Investment Technology Group, Inc. (NYSE:ITG) and Americold Realty Trust (NYSE:COLD) are the two most active stocks based on recent trading volumes. The market is clearly enthusiastic about both these stocks, but which is the better investment? To answer this, we will compare the two companies based on the strength of their growth, profitability, risk, returns, valuation, analyst recommendations, and insider trends.Growth
The ability to consistently grow earnings at a high compound rate is a defining characteristic of the best companies for long-term investment. Comparatively, COLD is expected to grow at a 3.00% annual rate. All else equal, COLD’s higher growth rate would imply a greater potential for capital appreciation.Profitability and Returns
Growth doesn’t mean much if it comes at the cost of weak profitability. To adjust for differences in capital structure we’ll use EBITDA margin and Return on Investment (ROI) as measures of profitability and return. Investment Technology Group, Inc. (ITG) has an EBITDA margin of 12.99%. This suggests that ITG underlying business is more profitable ITG’s ROI is -7.80% while COLD has a ROI of 7.00%. The interpretation is that COLD’s business generates a higher return on investment than ITG’s.Cash Flow
The amount of free cash flow available to investors is ultimately what determines the value of a stock. ITG’s free cash flow (“FCF”) per share for the trailing twelve months was +0.83. Comparatively, COLD’s free cash flow per share was -0.51. On a percent-of-sales basis, ITG’s free cash flow was 0.01% while COLD converted -4.89% of its revenues into cash flow. This means that, for a given level of sales, ITG is able to generate more free cash flow for investors.Financial Risk
ITG’s debt-to-equity ratio is 0.15 versus a D/E of 2.10 for COLD. COLD is therefore the more solvent of the two companies, and has lower financial risk.
ITG trades at a forward P/E of 18.04, a P/B of 2.78, and a P/S of 1.96, compared to a forward P/E of 47.35, a P/B of 5.50, and a P/S of 2.59 for COLD. ITG is the cheaper of the two stocks on an earnings, book value and sales basis. Given that earnings are what matter most to investors, analysts tend to place a greater weight on the P/E.
Analyst Price Targets and Opinions
A cheap stock isn’t a good investment if the stock is priced accurately. To get a sense of “value” we must compare the current price to some measure of intrinsic value such as a price target. ITG is currently priced at a -0.59% to its one-year price target of 30.30. Comparatively, COLD is -0.43% relative to its price target of 27.82. This suggests that ITG is the better investment over the next year.
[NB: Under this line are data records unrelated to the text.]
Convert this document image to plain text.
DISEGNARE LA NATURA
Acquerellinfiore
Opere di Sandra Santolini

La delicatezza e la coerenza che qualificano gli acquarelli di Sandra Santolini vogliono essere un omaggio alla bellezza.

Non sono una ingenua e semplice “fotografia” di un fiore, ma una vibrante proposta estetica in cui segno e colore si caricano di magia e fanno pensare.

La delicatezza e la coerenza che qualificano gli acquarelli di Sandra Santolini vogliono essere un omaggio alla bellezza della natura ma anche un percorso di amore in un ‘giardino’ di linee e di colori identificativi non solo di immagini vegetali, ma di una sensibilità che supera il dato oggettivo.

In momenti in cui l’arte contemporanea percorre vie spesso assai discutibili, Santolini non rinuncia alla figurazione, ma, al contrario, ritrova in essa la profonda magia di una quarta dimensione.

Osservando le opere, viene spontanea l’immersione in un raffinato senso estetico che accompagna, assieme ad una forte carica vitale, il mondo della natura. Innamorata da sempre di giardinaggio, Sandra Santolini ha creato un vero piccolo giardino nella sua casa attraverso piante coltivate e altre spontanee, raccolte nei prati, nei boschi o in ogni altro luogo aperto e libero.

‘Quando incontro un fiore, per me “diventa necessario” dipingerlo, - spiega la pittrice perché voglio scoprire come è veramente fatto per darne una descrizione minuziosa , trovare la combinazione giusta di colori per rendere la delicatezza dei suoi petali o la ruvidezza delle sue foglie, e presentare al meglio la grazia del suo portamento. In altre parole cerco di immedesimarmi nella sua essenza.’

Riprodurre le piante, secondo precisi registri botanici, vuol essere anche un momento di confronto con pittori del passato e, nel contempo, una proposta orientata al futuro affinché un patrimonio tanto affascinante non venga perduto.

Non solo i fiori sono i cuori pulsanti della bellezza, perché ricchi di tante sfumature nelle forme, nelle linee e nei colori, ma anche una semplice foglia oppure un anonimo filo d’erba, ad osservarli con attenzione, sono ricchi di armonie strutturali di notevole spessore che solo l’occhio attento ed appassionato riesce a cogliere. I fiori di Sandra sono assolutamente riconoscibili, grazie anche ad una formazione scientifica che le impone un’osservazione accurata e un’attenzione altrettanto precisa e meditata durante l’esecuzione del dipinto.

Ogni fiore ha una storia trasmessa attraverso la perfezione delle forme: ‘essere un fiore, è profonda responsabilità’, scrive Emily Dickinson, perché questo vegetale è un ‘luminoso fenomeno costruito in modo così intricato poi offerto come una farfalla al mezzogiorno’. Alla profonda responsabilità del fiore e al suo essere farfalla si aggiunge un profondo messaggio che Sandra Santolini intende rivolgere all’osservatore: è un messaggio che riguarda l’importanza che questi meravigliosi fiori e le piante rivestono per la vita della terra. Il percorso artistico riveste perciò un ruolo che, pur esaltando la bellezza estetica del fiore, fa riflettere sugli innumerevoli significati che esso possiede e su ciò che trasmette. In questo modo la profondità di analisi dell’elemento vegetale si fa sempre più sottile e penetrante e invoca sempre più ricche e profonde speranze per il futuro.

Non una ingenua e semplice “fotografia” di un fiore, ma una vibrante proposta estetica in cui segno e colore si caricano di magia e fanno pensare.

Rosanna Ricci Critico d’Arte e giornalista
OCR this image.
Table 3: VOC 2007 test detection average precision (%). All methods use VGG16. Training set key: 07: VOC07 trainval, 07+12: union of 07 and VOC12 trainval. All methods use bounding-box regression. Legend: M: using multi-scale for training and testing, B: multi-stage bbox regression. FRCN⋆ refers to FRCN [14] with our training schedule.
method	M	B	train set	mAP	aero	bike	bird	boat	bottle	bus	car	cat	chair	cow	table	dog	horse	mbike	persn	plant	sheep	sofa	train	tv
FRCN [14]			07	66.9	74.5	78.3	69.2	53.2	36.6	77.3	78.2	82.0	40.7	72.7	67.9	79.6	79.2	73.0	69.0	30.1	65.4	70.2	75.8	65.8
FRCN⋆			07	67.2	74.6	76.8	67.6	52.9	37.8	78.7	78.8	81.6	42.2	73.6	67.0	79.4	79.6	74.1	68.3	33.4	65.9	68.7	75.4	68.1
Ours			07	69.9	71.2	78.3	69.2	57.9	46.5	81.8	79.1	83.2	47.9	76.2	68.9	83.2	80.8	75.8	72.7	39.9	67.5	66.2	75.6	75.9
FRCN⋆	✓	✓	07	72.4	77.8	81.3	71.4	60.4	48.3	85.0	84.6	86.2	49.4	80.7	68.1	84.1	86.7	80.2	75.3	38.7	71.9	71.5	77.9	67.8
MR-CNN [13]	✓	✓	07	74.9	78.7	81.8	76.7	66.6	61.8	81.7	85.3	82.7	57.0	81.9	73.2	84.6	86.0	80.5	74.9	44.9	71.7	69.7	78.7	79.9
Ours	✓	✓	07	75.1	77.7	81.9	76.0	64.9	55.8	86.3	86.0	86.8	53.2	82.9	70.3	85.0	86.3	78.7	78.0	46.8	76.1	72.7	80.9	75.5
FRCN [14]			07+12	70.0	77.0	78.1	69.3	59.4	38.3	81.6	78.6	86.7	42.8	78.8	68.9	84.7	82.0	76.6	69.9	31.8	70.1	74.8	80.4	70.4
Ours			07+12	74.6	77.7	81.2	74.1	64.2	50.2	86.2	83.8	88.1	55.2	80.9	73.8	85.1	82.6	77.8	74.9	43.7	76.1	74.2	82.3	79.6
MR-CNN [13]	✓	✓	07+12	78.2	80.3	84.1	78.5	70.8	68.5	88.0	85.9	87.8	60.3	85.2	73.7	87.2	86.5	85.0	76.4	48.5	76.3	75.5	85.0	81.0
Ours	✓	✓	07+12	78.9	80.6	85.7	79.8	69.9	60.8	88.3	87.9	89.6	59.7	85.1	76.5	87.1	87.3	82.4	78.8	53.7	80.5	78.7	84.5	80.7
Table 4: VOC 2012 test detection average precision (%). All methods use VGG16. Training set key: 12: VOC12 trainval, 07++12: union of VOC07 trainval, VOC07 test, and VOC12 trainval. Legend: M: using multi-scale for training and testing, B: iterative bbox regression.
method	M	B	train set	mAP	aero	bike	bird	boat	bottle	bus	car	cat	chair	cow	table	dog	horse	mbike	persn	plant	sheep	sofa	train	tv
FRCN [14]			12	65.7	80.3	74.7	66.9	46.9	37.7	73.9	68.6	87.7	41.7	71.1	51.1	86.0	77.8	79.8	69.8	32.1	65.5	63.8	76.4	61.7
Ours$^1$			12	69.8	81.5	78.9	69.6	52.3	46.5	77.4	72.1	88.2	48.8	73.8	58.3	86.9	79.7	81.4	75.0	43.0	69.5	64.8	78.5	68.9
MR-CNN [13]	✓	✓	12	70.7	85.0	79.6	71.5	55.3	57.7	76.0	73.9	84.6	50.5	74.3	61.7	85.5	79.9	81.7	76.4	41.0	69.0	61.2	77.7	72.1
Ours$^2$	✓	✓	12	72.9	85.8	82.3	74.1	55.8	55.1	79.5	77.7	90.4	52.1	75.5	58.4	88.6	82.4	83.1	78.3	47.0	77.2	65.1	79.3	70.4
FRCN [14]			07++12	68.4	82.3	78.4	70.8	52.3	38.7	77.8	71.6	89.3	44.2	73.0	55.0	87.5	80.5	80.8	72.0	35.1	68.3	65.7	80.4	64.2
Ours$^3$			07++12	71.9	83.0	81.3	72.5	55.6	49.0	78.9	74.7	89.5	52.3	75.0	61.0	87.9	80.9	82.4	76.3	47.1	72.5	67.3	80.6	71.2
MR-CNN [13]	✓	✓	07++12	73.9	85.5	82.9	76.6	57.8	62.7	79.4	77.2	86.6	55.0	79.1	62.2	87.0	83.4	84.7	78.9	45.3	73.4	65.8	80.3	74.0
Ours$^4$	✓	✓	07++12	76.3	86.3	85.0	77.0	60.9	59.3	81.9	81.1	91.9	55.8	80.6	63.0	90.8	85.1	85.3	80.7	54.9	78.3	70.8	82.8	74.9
Insider Activity and Investor Sentiment
Comparing the number of shares sold short to the float is a method analysts often use to get a reading on investor sentiment. ITG has a short ratio of 0.83 compared to a short interest of 6.47 for COLD. This implies that the market is currently less bearish on the outlook for ITG.Summary
Investment Technology Group, Inc. (NYSE:ITG) beats Americold Realty Trust (NYSE:COLD) on a total of 10 of the 14 factors compared between the two stocks. ITG is more profitable, has higher cash flow per share, has a higher cash conversion rate, higher liquidity and has lower financial risk. In terms of valuation, ITG is the cheaper of the two stocks on an earnings, book value and sales basis, ITG is more undervalued relative to its price target. Finally, ITG has better sentiment signals based on short interest.